Von Steffi Stocker Neubulach. Während es draußen noch kalt ist und die Natur ihren Winterschlaf hält, springt Besuchern im Alten Rathaus von Neubulach der Frühling förmlich entgegen. Grund dafür sind die Arbeiten von Stefanie Mörk, die derzeit die Wände des Cafés zieren.

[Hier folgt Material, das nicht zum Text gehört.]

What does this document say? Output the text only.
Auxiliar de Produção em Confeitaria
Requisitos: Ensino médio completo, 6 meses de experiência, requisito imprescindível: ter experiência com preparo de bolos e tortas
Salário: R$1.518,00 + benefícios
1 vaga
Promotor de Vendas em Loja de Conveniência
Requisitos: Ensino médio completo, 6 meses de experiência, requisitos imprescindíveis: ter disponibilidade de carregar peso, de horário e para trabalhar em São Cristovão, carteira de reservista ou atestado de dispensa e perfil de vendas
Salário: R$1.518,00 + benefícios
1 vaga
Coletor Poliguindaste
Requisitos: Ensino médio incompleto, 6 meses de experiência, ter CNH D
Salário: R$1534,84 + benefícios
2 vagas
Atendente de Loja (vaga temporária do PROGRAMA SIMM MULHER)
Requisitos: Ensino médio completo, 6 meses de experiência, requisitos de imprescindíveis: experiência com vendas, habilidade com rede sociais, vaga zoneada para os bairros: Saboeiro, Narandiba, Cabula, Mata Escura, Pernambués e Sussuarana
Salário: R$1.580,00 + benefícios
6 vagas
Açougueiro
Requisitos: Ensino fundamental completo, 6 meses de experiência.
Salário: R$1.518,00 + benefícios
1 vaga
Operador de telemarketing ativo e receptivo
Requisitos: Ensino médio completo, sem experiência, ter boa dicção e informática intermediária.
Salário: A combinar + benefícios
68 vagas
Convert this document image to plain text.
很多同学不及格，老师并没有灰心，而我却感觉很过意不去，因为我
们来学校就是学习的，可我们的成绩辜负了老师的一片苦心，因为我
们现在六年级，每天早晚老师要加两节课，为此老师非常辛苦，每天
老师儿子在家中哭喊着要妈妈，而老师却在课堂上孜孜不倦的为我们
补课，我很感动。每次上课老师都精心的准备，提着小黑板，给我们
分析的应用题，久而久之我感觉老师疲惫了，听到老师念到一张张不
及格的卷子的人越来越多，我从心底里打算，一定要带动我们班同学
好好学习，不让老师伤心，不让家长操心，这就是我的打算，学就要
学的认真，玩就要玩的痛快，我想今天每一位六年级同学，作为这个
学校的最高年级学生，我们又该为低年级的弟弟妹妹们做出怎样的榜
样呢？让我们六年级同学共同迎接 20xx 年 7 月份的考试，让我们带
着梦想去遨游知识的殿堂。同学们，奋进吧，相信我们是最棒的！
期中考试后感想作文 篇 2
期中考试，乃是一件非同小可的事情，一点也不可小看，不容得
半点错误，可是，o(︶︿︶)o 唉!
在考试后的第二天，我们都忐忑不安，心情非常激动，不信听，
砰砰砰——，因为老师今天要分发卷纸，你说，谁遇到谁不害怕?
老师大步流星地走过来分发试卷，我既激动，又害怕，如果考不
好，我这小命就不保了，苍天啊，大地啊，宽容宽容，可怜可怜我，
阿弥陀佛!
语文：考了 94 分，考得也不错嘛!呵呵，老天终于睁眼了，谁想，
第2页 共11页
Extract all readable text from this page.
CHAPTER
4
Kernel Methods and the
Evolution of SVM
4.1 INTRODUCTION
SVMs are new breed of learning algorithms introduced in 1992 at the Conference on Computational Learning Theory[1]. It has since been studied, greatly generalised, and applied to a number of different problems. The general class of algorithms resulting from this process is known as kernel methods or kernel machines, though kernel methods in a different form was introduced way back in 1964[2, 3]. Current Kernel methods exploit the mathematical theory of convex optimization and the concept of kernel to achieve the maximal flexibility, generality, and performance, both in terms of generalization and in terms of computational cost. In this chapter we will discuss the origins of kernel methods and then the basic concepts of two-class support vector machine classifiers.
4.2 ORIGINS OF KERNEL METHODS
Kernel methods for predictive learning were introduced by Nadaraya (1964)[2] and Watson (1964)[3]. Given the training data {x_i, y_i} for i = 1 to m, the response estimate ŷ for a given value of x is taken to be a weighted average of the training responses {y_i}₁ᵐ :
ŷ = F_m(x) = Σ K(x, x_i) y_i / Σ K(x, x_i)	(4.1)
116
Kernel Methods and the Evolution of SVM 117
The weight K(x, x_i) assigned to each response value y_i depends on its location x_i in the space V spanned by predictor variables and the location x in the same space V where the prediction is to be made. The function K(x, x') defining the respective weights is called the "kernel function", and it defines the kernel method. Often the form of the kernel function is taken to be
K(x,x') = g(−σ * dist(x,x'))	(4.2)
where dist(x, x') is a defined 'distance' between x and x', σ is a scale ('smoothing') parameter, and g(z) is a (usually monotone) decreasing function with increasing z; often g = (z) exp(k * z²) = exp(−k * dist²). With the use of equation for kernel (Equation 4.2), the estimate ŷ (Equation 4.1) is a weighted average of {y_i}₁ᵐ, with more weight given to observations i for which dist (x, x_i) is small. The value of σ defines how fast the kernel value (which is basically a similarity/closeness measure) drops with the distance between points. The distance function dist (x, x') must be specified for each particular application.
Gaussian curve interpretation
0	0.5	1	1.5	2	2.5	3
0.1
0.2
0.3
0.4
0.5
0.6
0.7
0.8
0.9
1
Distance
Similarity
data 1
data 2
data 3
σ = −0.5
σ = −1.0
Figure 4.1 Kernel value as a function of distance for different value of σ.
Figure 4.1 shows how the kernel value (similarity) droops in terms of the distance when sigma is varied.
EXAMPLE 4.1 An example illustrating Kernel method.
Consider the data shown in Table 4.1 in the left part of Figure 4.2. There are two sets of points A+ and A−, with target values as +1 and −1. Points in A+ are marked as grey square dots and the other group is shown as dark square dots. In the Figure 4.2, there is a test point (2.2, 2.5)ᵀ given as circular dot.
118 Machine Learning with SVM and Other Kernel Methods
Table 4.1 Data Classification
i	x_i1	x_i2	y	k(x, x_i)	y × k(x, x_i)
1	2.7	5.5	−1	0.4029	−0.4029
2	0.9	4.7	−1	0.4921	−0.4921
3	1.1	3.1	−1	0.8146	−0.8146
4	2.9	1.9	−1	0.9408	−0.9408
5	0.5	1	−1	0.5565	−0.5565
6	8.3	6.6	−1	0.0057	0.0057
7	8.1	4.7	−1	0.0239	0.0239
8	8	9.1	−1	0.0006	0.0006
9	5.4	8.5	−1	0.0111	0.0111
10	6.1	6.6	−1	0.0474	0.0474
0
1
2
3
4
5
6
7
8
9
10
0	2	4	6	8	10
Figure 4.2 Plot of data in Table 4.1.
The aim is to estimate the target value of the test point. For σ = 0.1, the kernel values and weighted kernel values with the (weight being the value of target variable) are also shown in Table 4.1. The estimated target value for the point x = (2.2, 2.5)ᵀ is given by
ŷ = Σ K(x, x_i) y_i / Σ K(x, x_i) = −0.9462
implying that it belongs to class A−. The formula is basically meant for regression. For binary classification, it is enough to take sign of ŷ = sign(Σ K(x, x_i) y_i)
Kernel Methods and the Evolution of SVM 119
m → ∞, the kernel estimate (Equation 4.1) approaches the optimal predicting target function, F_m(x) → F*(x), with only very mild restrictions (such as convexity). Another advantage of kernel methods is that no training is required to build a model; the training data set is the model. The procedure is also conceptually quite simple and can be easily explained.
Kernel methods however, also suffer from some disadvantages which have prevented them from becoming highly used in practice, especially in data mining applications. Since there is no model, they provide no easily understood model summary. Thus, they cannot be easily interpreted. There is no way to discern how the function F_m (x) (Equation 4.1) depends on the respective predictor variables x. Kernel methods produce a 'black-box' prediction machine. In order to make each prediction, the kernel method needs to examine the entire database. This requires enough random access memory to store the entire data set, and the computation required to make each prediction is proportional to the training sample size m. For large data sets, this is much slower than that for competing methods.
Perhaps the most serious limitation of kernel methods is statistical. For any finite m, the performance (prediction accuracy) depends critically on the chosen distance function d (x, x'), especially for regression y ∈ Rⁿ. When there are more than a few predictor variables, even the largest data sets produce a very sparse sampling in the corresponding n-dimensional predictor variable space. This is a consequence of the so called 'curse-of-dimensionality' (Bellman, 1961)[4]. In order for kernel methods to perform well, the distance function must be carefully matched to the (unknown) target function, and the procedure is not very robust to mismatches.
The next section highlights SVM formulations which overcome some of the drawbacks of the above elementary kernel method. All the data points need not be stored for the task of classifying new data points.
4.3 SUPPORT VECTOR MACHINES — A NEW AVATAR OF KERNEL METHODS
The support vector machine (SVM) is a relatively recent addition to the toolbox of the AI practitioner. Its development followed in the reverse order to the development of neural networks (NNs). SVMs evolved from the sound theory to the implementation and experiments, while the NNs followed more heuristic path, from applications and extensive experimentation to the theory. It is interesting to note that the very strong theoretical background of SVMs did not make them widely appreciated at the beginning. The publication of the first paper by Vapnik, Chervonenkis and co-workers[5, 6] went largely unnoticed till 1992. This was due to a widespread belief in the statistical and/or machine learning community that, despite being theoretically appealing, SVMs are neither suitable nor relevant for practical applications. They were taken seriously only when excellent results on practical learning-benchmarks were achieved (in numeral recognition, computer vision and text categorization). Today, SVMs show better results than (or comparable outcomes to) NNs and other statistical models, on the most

Grün und Gelb, vor allem aber Türkis kombiniert mit pflanzlichen Motiven versprühen die Leichtigkeit der nahenden Jahreszeit. Die Künstlerin aus Ebhausen verbindet zwei leidenschaftliche Hobbys, wie sie berichtet. "Gestalten und Kreativität, all das lebe ich nicht nur in meinen Bildern, sondern auch in meinem Garten aus", sagt sie. Und so liefert der Garten eben auch immer wieder Motive, die sie gerne abstrahiert. Im Vorfeld regte ein Blumengruß Stefanie Mörk zum Zeichnen an. Auf einem Skizzenblock nähert sie sich den Formen ihres Malobjektes an. "So erhalte ich Klarheit für Details", erläutert sie ihre einzelnen Schritte.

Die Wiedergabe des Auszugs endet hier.